«Du temps et de l’espace pour la relation au Christ»
Entré à Taizé en 1986, à 21 ans, frère Matthew en est le prieur depuis décembre 2023. Il a grandi dans le nord de l’Angleterre, dans la tradition anglicane. Aujourd’hui à la tête d’une communauté de 80 frères qui accueille chaque année 50''000 visiteurs, il valorise les temps de discernement et de recentrement personnel, même loin de la colline bourguignonne.
A quoi ressemble le ressourcement pour vous?
Me jeter dans la nature! Nous avons la possibilité, selon les besoins de chacun, de partir en vacances, par exemple quand des amis nous prêtent une maison. Lorsque c’est le cas, je pars avec trois ou quatre frères pour dix jours en montagne: grandes balades, pique-niques dans les hauteurs – et maintien d’une vie communautaire. A Taizé, il est aussi facile de prendre une après-midi pour une longue promenade en forêt. Mais prendre un temps de repos, des vacances à quelques frères est bien possible.
Et le fait de partir en retraite?
Au début de la communauté, les frères vivaient dans une très grande solitude. Il était rare qu’ils partent en retraite. Un de nos frères partait cependant vivre le carême au monastère de Tamié. Et les sœurs de Saint-André, qui pratiquent la spiritualité ignacienne et vivent près de Taizé, ont accompagné des frères dans les exercices spirituels de cette tradition dès les années 1970- 1980. Faire une retraite de trente jours fait partie de notre formation.
Avez-vous aussi pratiqué cet exercice?
Oui, et j’ai eu la grande joie en février 2023, pour accueillir la responsabilité qui m’était confiée, de faire dix jours de silence dans la communauté de Grandchamp (NE). Ce cadre splendide, au bord du lac, et l’accompagnement par les sœurs ont constitué une excellente préparation pour ce qui m’attendait.
Qu’avez-vous recherché?
Me reposer en Dieu et me «re-poser» en lui. J’avais été très occupé, je cherchais une coupure – mais aussi à comprendre ce que l’Esprit voulait me dire. Le pire dans ma charge serait que je devienne une sorte d’administrateur! Nourrir sa vie intérieure est essentiel, il faut se donner de l’espace et du temps pour cela. Au cœur de notre appel, il y a la relation au Christ. Si je ne la nourris pas, elle ne peut pas grandir. Cela ne veut pas dire que je vis tout le temps des expériences fortes, mais il y a une fidélité à la vie intérieure. Pour ma part, avant la prière du matin, j’ai besoin d’un espace d’une heure pour une lecture biblique, une prière personnelle, sans laquelle je ne pourrais pas «fonctionner».
Et qu’avez-vous trouvé?
Un vécu découvert durant les exercices spirituels a été confirmé, un verset a refait surface: «Venez à moi, car je suis doux et humble de cœur» (Matthieu 11 : 28-29). Mon critère de discernement pour réaliser des choix, c’est «Qu’est-ce qui me conduit à devenir plus doux et humble?».

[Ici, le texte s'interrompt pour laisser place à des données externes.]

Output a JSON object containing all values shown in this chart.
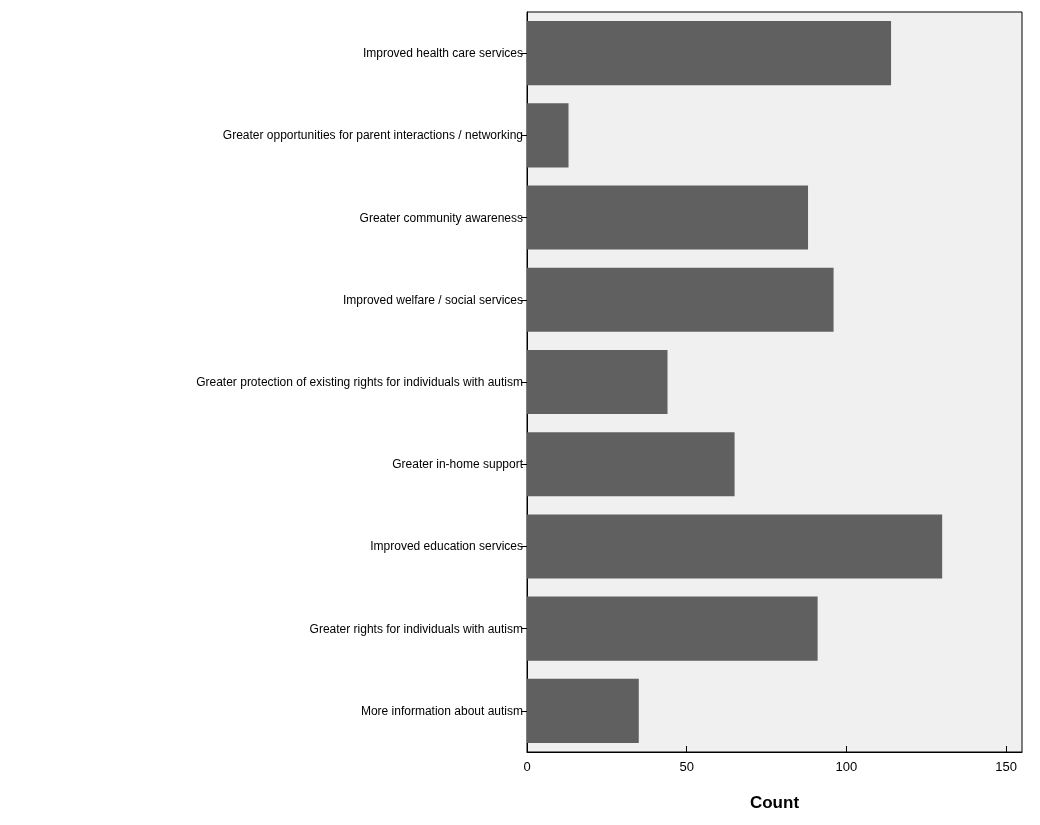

Quels conseils donneriez-vous à des retraitants?
Il faut au moins deux ou trois jours pour changer de registre et se recentrer. Si l’on veut vraiment aller dans les profondeurs, il faut s’en donner les moyens.
Voyez-vous aussi un risque à l’exercice?
Dans la rencontre entre Jésus et Nicodème, relatée dans la Bible, il est dit qu’à la fin, les humains choisissent les ténèbres, car ils ont peur d’être mis à la lumière de Dieu. Nous avons tous nos complexités. Mais je crois que cela devient compliqué quand on les cache, qu’on ne veut pas les regarder. La possibilité de se faire accompagner est pour moi très importante: rendre compte devant une autre personne permet de concrétiser la manière dont je rends compte à Dieu. Bien entendu, on ne peut pas tout dire, tout de suite. Le chemin de notre existence, c’est de nous réconcilier avec ce que l’on a en nous.